The first knowledge graph was launched by Google on May 12th, 2012 as a means of enhancing the value of the knowledge provided by the search engine. By using structured data through schema markup, a user could provide information in HTML code that could then be picked up and used in knowledge cards and the newly developing featured snippets. What this meant is that websites could gain traction by providing answers to queries directly on the SERP.

Other search engines and companies began to also develop knowledge graphs. Some, like Microsoft, developed them for a similar purpose to Google; while others, like Facebook, have been developing them for different reasons, namely people and events as opposed to general knowledge about the world. When it comes to SEO, schema markup has expanded to be compatible with Yahoo and Microsoft Bing in addition to Google, making it easy to provide markup for the top search engines.

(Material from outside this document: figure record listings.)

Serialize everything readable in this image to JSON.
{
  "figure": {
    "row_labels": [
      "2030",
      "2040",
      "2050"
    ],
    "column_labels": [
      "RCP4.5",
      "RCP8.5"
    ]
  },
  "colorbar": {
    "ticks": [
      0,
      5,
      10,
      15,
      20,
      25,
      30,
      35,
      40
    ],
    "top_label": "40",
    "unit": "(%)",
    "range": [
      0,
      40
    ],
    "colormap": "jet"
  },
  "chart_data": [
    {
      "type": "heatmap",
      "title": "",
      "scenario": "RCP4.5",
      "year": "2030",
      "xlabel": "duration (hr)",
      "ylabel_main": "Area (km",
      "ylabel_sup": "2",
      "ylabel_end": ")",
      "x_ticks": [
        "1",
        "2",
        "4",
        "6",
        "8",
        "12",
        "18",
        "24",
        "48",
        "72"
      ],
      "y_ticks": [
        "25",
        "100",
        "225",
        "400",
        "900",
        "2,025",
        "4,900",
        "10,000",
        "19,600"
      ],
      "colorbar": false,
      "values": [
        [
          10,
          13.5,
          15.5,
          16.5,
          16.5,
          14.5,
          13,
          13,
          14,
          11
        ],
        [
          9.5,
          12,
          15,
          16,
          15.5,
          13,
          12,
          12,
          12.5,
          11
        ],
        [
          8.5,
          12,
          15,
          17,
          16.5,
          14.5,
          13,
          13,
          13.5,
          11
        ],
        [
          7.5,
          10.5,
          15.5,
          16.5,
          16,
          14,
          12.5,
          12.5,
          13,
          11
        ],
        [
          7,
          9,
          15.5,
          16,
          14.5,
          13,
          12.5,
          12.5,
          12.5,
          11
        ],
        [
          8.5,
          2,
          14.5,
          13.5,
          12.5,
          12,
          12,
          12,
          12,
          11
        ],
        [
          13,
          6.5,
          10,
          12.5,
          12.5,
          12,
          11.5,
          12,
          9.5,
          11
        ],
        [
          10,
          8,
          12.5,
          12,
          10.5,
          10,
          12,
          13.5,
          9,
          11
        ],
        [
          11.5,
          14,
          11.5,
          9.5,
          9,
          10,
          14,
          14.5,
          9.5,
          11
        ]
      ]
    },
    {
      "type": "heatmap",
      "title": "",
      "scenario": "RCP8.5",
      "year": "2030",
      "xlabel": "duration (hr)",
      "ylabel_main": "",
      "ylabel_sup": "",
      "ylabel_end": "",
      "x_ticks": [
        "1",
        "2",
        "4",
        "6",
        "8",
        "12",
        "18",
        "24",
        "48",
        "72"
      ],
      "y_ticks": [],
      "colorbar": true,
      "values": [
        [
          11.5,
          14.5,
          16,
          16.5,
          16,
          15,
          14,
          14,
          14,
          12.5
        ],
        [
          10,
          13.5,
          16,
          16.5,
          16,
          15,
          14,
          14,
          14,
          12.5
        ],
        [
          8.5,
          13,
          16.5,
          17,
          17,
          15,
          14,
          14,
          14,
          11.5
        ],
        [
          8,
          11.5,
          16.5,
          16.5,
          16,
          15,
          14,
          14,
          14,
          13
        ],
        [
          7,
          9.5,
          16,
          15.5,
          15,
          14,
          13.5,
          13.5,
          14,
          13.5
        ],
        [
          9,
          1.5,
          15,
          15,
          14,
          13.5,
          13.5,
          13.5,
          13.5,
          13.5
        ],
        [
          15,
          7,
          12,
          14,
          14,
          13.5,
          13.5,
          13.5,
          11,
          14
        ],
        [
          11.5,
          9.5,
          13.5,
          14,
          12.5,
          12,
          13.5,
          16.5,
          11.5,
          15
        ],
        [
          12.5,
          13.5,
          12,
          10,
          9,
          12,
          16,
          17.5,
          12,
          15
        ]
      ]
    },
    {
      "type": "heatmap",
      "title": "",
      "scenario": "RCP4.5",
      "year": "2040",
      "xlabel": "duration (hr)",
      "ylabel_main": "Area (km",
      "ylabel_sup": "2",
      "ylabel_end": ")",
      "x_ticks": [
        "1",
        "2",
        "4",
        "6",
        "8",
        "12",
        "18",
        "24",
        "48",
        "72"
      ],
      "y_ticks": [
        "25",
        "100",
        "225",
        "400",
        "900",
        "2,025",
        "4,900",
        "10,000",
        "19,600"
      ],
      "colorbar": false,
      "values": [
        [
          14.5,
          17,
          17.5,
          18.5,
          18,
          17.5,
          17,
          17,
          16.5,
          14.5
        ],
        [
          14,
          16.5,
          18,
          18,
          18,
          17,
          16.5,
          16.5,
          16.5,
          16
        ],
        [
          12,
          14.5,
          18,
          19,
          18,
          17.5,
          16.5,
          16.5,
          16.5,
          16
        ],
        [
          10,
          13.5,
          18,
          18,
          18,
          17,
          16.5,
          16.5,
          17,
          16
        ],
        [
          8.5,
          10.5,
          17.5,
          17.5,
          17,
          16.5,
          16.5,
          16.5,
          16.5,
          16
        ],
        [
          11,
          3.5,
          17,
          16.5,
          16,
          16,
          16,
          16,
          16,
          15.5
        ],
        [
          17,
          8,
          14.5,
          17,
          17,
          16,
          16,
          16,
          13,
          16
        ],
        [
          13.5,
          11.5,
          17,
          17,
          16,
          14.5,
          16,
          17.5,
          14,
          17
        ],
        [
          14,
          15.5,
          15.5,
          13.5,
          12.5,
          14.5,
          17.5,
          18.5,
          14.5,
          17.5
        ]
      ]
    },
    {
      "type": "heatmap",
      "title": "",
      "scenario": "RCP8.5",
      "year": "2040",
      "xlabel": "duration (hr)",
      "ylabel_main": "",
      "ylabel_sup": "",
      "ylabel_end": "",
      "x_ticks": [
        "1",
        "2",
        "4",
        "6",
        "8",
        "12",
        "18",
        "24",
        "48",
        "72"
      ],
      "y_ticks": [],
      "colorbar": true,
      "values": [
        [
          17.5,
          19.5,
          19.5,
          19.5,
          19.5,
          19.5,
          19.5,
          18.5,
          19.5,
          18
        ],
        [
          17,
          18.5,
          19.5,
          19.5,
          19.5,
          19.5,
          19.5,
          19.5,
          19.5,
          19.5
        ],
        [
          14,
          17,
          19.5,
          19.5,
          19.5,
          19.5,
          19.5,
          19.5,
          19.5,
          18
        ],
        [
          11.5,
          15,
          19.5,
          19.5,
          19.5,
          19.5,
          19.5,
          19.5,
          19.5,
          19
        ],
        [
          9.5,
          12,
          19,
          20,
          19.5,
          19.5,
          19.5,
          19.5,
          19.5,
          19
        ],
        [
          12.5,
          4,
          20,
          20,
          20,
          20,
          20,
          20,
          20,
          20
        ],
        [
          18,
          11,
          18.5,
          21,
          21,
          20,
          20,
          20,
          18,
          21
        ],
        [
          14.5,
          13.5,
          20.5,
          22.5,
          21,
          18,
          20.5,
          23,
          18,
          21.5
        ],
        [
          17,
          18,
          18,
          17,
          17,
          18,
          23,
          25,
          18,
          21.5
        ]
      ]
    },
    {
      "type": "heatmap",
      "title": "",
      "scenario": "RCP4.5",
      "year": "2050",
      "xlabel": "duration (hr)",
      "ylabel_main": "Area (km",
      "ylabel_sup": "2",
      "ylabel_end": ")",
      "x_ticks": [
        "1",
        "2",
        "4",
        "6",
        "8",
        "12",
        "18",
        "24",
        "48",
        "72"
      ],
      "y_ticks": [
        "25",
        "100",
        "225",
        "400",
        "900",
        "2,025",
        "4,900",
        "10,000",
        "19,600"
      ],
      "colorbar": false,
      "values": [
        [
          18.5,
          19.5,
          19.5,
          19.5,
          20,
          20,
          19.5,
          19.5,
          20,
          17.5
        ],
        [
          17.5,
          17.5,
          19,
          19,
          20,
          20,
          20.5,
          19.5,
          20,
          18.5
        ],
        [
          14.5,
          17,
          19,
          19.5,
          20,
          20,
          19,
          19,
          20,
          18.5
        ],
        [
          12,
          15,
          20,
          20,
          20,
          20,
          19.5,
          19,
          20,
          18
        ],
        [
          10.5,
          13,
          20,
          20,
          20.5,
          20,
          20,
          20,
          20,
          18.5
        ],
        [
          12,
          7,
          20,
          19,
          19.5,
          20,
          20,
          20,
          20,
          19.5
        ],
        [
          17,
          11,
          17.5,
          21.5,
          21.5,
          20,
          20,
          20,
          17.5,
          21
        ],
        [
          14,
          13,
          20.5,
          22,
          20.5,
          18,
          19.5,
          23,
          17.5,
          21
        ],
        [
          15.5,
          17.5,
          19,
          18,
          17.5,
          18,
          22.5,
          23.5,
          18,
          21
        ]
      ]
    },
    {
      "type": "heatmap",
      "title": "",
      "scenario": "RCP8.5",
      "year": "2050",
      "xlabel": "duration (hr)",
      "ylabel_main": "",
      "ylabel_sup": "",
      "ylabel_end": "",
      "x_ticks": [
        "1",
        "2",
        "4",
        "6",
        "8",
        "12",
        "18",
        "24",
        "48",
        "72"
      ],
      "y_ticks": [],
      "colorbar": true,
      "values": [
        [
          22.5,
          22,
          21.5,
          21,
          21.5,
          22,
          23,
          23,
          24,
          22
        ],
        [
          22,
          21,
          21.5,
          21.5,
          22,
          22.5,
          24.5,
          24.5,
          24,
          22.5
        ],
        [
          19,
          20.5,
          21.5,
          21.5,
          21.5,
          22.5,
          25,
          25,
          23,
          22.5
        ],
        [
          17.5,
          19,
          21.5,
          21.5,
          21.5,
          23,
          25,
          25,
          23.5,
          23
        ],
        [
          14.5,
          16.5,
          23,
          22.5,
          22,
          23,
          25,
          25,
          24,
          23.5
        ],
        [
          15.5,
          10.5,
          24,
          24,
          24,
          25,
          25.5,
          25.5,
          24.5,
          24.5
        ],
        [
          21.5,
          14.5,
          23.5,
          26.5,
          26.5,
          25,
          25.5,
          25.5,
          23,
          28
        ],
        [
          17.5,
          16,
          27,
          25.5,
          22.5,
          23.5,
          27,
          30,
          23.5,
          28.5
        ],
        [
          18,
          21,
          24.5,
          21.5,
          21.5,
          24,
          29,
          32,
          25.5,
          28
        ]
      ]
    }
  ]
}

Today, knowledge graphs are being utilized in many companies and provide a knowledge network for a variety of different functions. As knowledge graph technology continues to develop and evolve, it faces many new challenges. Issues like changing knowledge, potential consequences of machine learning, managing identities, as well as concerns regarding security and privacy are all ongoing issues facing many knowledge graph developers. These issues will continue to be a challenge for some time to come and perhaps more so in the future.

Looking ahead, knowledge graphs will expand in several ways. First, they’re becoming increasingly multimodal, linking not just text but also images, audio, and video.

Second, they’re tightly integrated with AI systems, grounding outputs with structured facts. Third, more enterprises are adopting domain-specific knowledge graphs to ensure compliance, improve decision-making, and power recommendation engines. 

Finally, governance and interoperability are becoming priorities. Standards, such as the Resource Description Framework (RDF), the Web Ontology Language (OWL), and schema.org, are evolving to support cross-platform graph exchange.

Putting It All Together

Knowledge graphs have come a long way from academic experiments in the Semantic Web to powering the backbone of modern search, e-commerce, and enterprise data systems. They organize information so that both humans and machines can understand not only individual facts but also how these facts connect.


Whether to improve how products appear in search results, connect patient data in healthcare, or organize supply chains, the underlying principle is the same: connect the data, and the meaning comes to life.

As a business owner, building and maintaining a knowledge graph is a way to future-proof content, make information discoverable, and create a foundation for smarter decision-making. The more consistently data is connected and enriched, the more value it generates.